The Winner's Kiss Page 100

The slave quarters blistered in the sun. Paint peeled in long curls like an apple’s skin. Kestrel noticed, with queasy misgiving, that a little house lay near the slave quarters on each farm. At first, when she went with soldiers to forage for provisions to fatten the army’s supplies, she hadn’t known what the little houses were for. There had been no such house on her father’s property in Herran.

One day, she saw Arin see a small house. His eyes tightened. His expression went bleak.

She knew then that the houses had been for children. The memory came unwillingly, sticky and slow. She had to drag it out. When she did she understood that the knowledge had been the sort of thing she had once tried to unknow.

It had been the practice to take a baby from its enslaved mother once it was weaned and sell it to a neighboring farm. The mother would be distracted from her work, went the Valorian wisdom. Meanwhile, her master would purchase other children from other farms. These children forgot that anyone but their owners could lay claim to them, and were raised in small houses by an elderly slave. By now, such a child could be as old as ten years.

It had been commonly done in the countryside. In the city, not always. Some owners prided themselves on allowing their slaves to keep their children. Kestrel had once seen a Valorian lady coo over a Herrani child. The tiny girl had wobbled where she stood in the center of the parlor. Kestrel, who had come for tea, hadn’t noticed the girl’s mother at first, then had followed the toddler’s gaze to see a uniformed woman waiting in a shadowed alcove.

Kestrel’s father had made clear that there would be no slave children on his property. If babies were born, they were soon sold. None were purchased.

Each little house on each farm was a horror. Before—for years—she had let her mind close seamlessly, like an egg, around this wrong and other wrongs. They happened every day. It was life. But not her life.
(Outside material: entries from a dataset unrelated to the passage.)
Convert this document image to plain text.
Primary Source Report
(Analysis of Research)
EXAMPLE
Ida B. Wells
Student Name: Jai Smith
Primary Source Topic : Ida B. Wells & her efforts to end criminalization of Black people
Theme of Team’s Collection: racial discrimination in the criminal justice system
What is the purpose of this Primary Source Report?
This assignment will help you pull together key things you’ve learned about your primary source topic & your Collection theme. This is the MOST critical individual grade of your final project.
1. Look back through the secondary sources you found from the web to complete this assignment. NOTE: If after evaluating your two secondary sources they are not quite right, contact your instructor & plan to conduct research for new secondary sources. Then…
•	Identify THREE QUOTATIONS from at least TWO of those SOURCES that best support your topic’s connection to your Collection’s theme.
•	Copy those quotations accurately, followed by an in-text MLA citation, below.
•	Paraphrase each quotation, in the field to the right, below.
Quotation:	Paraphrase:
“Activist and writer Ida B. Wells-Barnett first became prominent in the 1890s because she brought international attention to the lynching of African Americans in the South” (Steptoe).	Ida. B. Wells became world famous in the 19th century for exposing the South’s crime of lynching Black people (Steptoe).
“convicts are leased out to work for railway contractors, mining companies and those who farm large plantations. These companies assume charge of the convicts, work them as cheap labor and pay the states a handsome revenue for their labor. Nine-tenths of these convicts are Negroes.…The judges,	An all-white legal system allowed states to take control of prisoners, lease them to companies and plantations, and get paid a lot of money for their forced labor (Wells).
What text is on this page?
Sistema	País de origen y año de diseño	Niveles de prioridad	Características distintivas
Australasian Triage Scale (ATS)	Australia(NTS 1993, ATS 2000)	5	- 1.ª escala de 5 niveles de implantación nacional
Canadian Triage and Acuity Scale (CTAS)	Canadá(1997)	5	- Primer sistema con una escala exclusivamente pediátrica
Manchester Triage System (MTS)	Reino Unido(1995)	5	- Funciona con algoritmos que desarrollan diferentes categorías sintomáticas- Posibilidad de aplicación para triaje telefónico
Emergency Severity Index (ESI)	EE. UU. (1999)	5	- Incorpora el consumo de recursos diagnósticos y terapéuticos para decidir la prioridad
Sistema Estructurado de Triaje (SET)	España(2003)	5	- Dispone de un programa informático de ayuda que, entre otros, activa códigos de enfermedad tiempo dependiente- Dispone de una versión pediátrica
Hers, an inner voice—sinister, upsetting—had sometimes disagreed.

Not hers.

Hers.

The words echoed now with the rhythm of Javelin’s hooves.

Kestrel could say that she’d learned that one’s life is also the lives of others. A wrong is not an egg, separate unto itself and sealed. She could say that she understood the wrong in ignoring a wrong. She could say this, but the truth was that she should have learned it long before.

The sky was frosted with stars. Kestrel found Arin seated near a fire, squinting as he retooled someone else’s leather armor. A buckle had come off.

“Can you see well enough?” She remained standing.

“No.” He pushed an awl through a strip of leather. “But there’s no time for this by day.” The army pressed as rapidly west as it could, though not as quickly as Kestrel would have liked. Roshar had warned against a forced march. Weary soldiers make for lost wars. Her father had often said the same.

Kestrel tipped her head back. The night glowed. “How do you make a mirror?”

Surprise tinged Arin’s voice. “Do you want a mirror?”

“No. I just wondered how.”

“You silver glass. It’s not something I’ve done.”

She turned in a half circle to look toward the western constellations. Her boots released the scent of bruised grass. “Before, people must have used polished metal.”

“Prob ably.”

“Or bowls of dark water. The sky looks like a mirror, if a mirror was a bowl of black water.”

There was a silence. Kestrel took her eyes off the stars and looked at him. He’d set aside the armor and was turning the awl in his fingers. He flickered orange and red in the light of the low fire. Quietly, he said, “What are you thinking?”

She was hesitant to say.

He came to stand next to her.

“Arin, after the conquest, what was it like for you?”

“I’m not sure you want to know.”

“I want to know every thing about you.”

So he told her.

The stars, too, seemed to listen.

They left the wheatlands. The soil became loose. Fresh water, seldom. On the fifth day out of Errilith, however, they reached a stream and replenished the water barrels stowed in the supply wagons.

Kestrel watched Roshar approach Arin as he curried his horse. “Here.” The prince thrust something at him. “Do us all a favor. You’re filthy.” Roshar looked him over. “I think there’s still dried blood behind your ears.”

It was a cake of soap. Arin appeared faintly startled, as if he lived in a world where soap hadn’t been invented. He broke the round between his hands and offered Kestrel half.